Sweet potatoes may be grown on flat soils or in raised bumps or soil collected together. For growing on raised bumps, the following simple steps may be followed;

  • Prepare your piece of land to remove weeds and stones during the dry season.
  • Spread organic manure from livestock then plough again to ensure mixing of the nutrients with soil.
  • Make the soil into raised bumps with a spacing of 32 to 42 inches apart and in-row 12 spacing of 8 to inches.
  • Insert your slips on either side of the raised bumps (4 to 5 inches deep). The potatoes take about 5 to 6 months for them to be ready. The planting should be done during the warm season.

Crop management
As part of managing the sweet-potato crop, weeding between the rows before the vines cover the beds and shade out the weeds is a necessity. During early stages of development, watering is also important. As the vines grow, continue piling soil around the bumps to provide more space for tuber formation.
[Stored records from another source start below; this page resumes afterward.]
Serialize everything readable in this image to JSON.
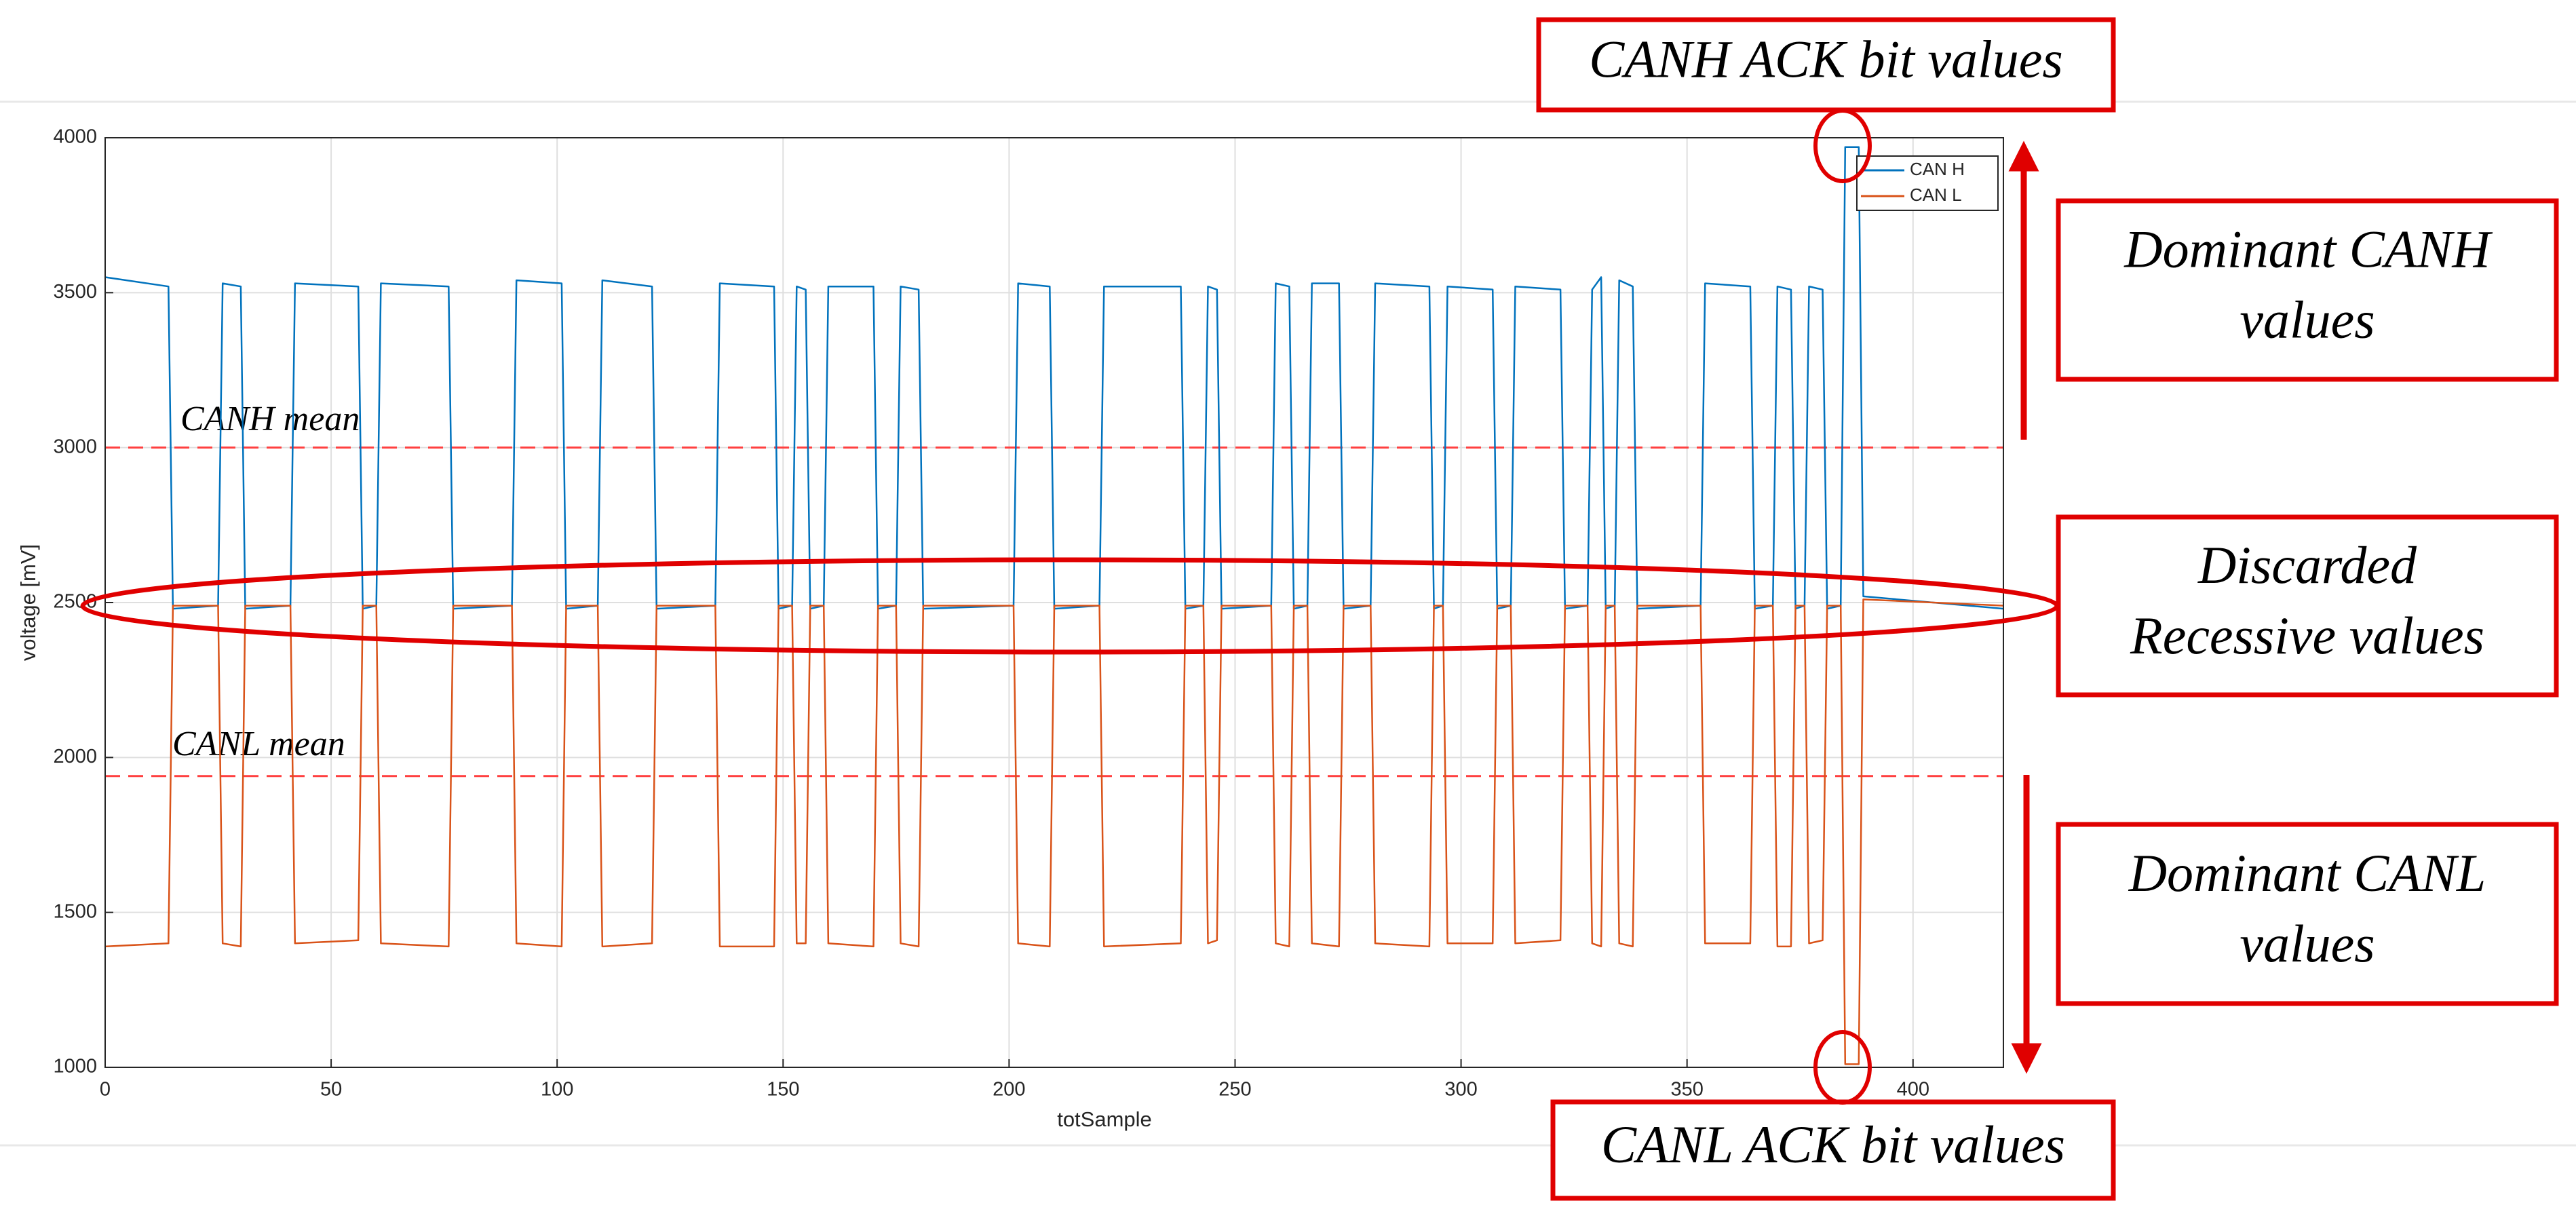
{
  "chart_data": {
    "type": "line",
    "xlabel": "totSample",
    "ylabel": "voltage [mV]",
    "xlim": [
      0,
      420
    ],
    "ylim": [
      1000,
      4000
    ],
    "xticks": [
      0,
      50,
      100,
      150,
      200,
      250,
      300,
      350,
      400
    ],
    "yticks": [
      1000,
      1500,
      2000,
      2500,
      3000,
      3500,
      4000
    ],
    "grid": true,
    "legend": "northeast",
    "x": [
      0,
      14,
      15,
      25,
      26,
      30,
      31,
      41,
      42,
      56,
      57,
      60,
      61,
      76,
      77,
      90,
      91,
      101,
      102,
      109,
      110,
      121,
      122,
      135,
      136,
      148,
      149,
      152,
      153,
      155,
      156,
      159,
      160,
      170,
      171,
      175,
      176,
      180,
      181,
      201,
      202,
      209,
      210,
      220,
      221,
      238,
      239,
      243,
      244,
      246,
      247,
      258,
      259,
      262,
      263,
      266,
      267,
      273,
      274,
      280,
      281,
      293,
      294,
      296,
      297,
      307,
      308,
      311,
      312,
      322,
      323,
      328,
      329,
      331,
      332,
      334,
      335,
      338,
      339,
      353,
      354,
      364,
      365,
      369,
      370,
      373,
      374,
      376,
      377,
      380,
      381,
      384,
      385,
      388,
      389,
      420
    ],
    "series": [
      {
        "name": "CAN H",
        "color": "#0072bd",
        "values": [
          3550,
          3520,
          2480,
          2490,
          3530,
          3520,
          2480,
          2490,
          3530,
          3520,
          2480,
          2490,
          3530,
          3520,
          2480,
          2490,
          3540,
          3530,
          2480,
          2490,
          3540,
          3520,
          2480,
          2490,
          3530,
          3520,
          2480,
          2490,
          3520,
          3510,
          2480,
          2490,
          3520,
          3520,
          2480,
          2490,
          3520,
          3510,
          2480,
          2490,
          3530,
          3520,
          2480,
          2490,
          3520,
          3520,
          2480,
          2490,
          3520,
          3510,
          2480,
          2490,
          3530,
          3520,
          2480,
          2490,
          3530,
          3530,
          2480,
          2490,
          3530,
          3520,
          2480,
          2490,
          3520,
          3510,
          2480,
          2490,
          3520,
          3510,
          2480,
          2490,
          3510,
          3550,
          2480,
          2490,
          3540,
          3520,
          2480,
          2490,
          3530,
          3520,
          2480,
          2490,
          3520,
          3510,
          2480,
          2490,
          3520,
          3510,
          2480,
          2490,
          3970,
          3970,
          2520,
          2480
        ]
      },
      {
        "name": "CAN L",
        "color": "#d95319",
        "values": [
          1390,
          1400,
          2490,
          2490,
          1400,
          1390,
          2490,
          2490,
          1400,
          1410,
          2490,
          2490,
          1400,
          1390,
          2490,
          2490,
          1400,
          1390,
          2490,
          2490,
          1390,
          1400,
          2490,
          2490,
          1390,
          1390,
          2490,
          2490,
          1400,
          1400,
          2490,
          2490,
          1400,
          1390,
          2490,
          2490,
          1400,
          1390,
          2490,
          2490,
          1400,
          1390,
          2490,
          2490,
          1390,
          1400,
          2490,
          2490,
          1400,
          1410,
          2490,
          2490,
          1400,
          1390,
          2490,
          2490,
          1400,
          1390,
          2490,
          2490,
          1400,
          1390,
          2490,
          2490,
          1400,
          1400,
          2490,
          2490,
          1400,
          1410,
          2490,
          2490,
          1400,
          1390,
          2490,
          2490,
          1400,
          1390,
          2490,
          2490,
          1400,
          1400,
          2490,
          2490,
          1390,
          1390,
          2490,
          2490,
          1400,
          1410,
          2490,
          2490,
          1010,
          1010,
          2510,
          2490
        ]
      }
    ],
    "reference_lines": [
      {
        "label": "CANH mean",
        "value": 3000,
        "color": "#ff4040"
      },
      {
        "label": "CANL mean",
        "value": 1940,
        "color": "#ff4040"
      }
    ],
    "annotations": [
      {
        "lines": [
          "CANH ACK bit values"
        ]
      },
      {
        "lines": [
          "Dominant CANH",
          "values"
        ]
      },
      {
        "lines": [
          "Discarded",
          "Recessive values"
        ]
      },
      {
        "lines": [
          "Dominant CANL",
          "values"
        ]
      },
      {
        "lines": [
          "CANL ACK bit values"
        ]
      }
    ]
  }
}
When it comes to pests and disease management, it should be noted that the main pests are insects, nematodes and diseases that affect the roots. Fusarium wilts will lead to collapse of vascular system and become unable to transfer water and nutrients up from the roots. Root-knot nematodes cause deformed roots and tubers. The sweet potato weevil is an insect whose larvae can feed inside stems, where damage is relatively minimal, but they can also infest tubers, which is a serious problem. Weevil-damaged tubers develop bitter substances that prevent the tubers from being used even as animal fodder. Most of these pest problems can be overcome by good sanitation and cultural practices, including the use of disease- and weevil-free seed potatoes for transplants, rotating sweet-potato fields to discourage yearly pest carry-over, and using rootless cuttings for transplants.
Harvesting and Storage of the sweet potatoes
While harvesting, it is important to make every effort to minimize injuries to the tender skin on the roots. Undamaged potatoes will sell better and have a much longer storage life. Do not expose the freshly harvested potatoes to the sun for more than 1 hour. Newly harvested sweet potatoes are not very sweet. They require one or two months of storage and curing before they will develop the sweet, moist taste. After harvesting, store them in a humid, dark and warm (80 to 90 degrees F) room for a week or so before being moved to temperature-controlled (ideally, 60 degrees F) long-term storage. It should be noted that when the temperature in the storage area is too cold, the tubers will develop a hard center, but if the temperature is too hot, the tubers may shrivel and sprout.
Nutritional values
Sweet potatoes are fat-free, cholesterol-free, sodium-free and provides more than the recommended daily allowance of vitamin A, along with high levels of protein, fiber, complex carbohydrates, folic acid, potassium, calcium, magnesium, iron, copper, thiamine, riboflavin, niacin, beta carotene, and vitamin C, E and B6. Also, the edible skins of sweet potatoes are highly nutritious .These nutrients are essential for human skin.
Besides the nutritional benefits, potatoes can also be a source of income to the farmer through selling of the surplus. With science, even better varieties are being developed and this presents an opportunity for the youths. Embrace potato farming for enhanced food security and increased incomes.